If you keep these differences in mind, you can understand gravitational waves in much the same way as electromagnetic waves. They can exist at any wavelength. They move at the speed of light. How many there are at a given wavelength depends on how many processes there are to produce them. The known processes give rise to the distribution in the graphic above. A gravitational wave detector is basically an antenna tuned in to a particularly promising frequency.

Since all matter gravitates, the motion of matter generically creates gravitational waves. Every time you move, you create gravitational waves, lots of them. These are, however, so weak that they are impossible to measure.

The gravitational waves that LIGO is looking for come from the most violent events in the universe that we know of: black hole mergers. In these events, space-time gets distorted dramatically as the two black holes join to one, leading to significant emission of gravitational waves. This combined system later settles with a characteristic “ringdown” into a new stable state.

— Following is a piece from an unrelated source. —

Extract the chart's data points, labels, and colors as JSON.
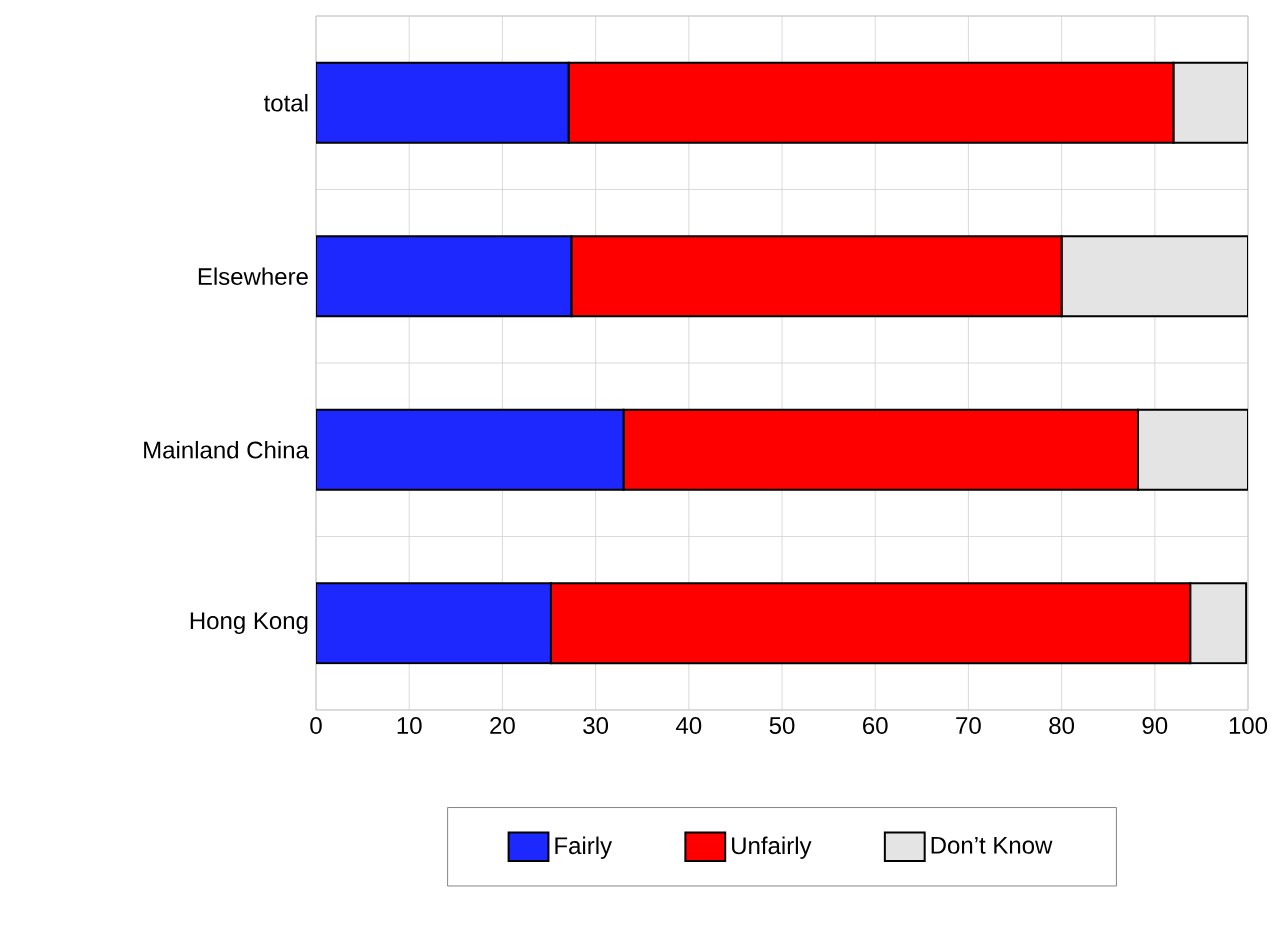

Yes, this also means that these gravitational waves go right through you and distort you oh-so-slightly on their way.

The wave-lengths of gravitational waves emitted in such merger events are typically of the same order as the dimension of the system. That is, for black holes with masses between 10 and 100 times the solar mass, wavelengths are typically a hundred to a thousand km – right in the range that LIGO is most sensitive.

If you want to score extra points when discussing the headlines we expect tomorrow, learn how to pronounce Fabry–Pérot. This is a method for bouncing back light-signals in interferometer arms several times before making the measurments, which effectively increases the armlength. This is why LIGO is sensitive in a wavelength regime far longer than its actual arm length of about 2-4 km. And don’t call them gravity waves. A gravity wave is a cloud phenomenon.

Gravitational waves were predicted a hundred years ago as one of the consequences of Einstein’s theory of General Relativity. Their existence has since been indirectly confirmed because gravitational wave emission leads to energy loss, which has the consequence that two stars which orbit around a common center speed up over the course of time. This has been observed and was awarded the Nobel Prize for physics in 1993. If LIGO has detected the sought-after signal, it would not be the first detection, but the first direct detection.

Interestingly, even though it was long known that black hole mergers would emit gravitational waves, it wasn’t until computing power had increased sufficiently that precise predictions became possible. So it’s not like experiment is all that far behind theory on that one. General Relativity, though often praised for its beauty, does leave you with one nasty set of equations that in most cases cannot be solved analytically and computer simulations become necessary.

The existence of gravitational waves is not doubted by anyone in the physics community, or at least not by anybody I have met. This is for good reasons: On the experimental side there is the indirect evidence, and on the theoretical side there is the difficulty of making any theory of gravity work that does not have gravitational waves. But the direct detection of gravitational waves would be tremendously exciting because it opens our eyes to an entirely new view on the universe.

Hundreds of millions of years ago, a primitive form of life crawled out of the water on planet Earth and opened their eyes to see, for the first time, the light of the stars. Detecting gravitational waves is a momentous event just like this – it’s the first time we can receive signals that were previously entirely hidden from us, revealing an entirely new layer of reality.

So bookmark the webcast page and mark your calendar for tomorrow 3:30 GMT  –  it might enter the history books.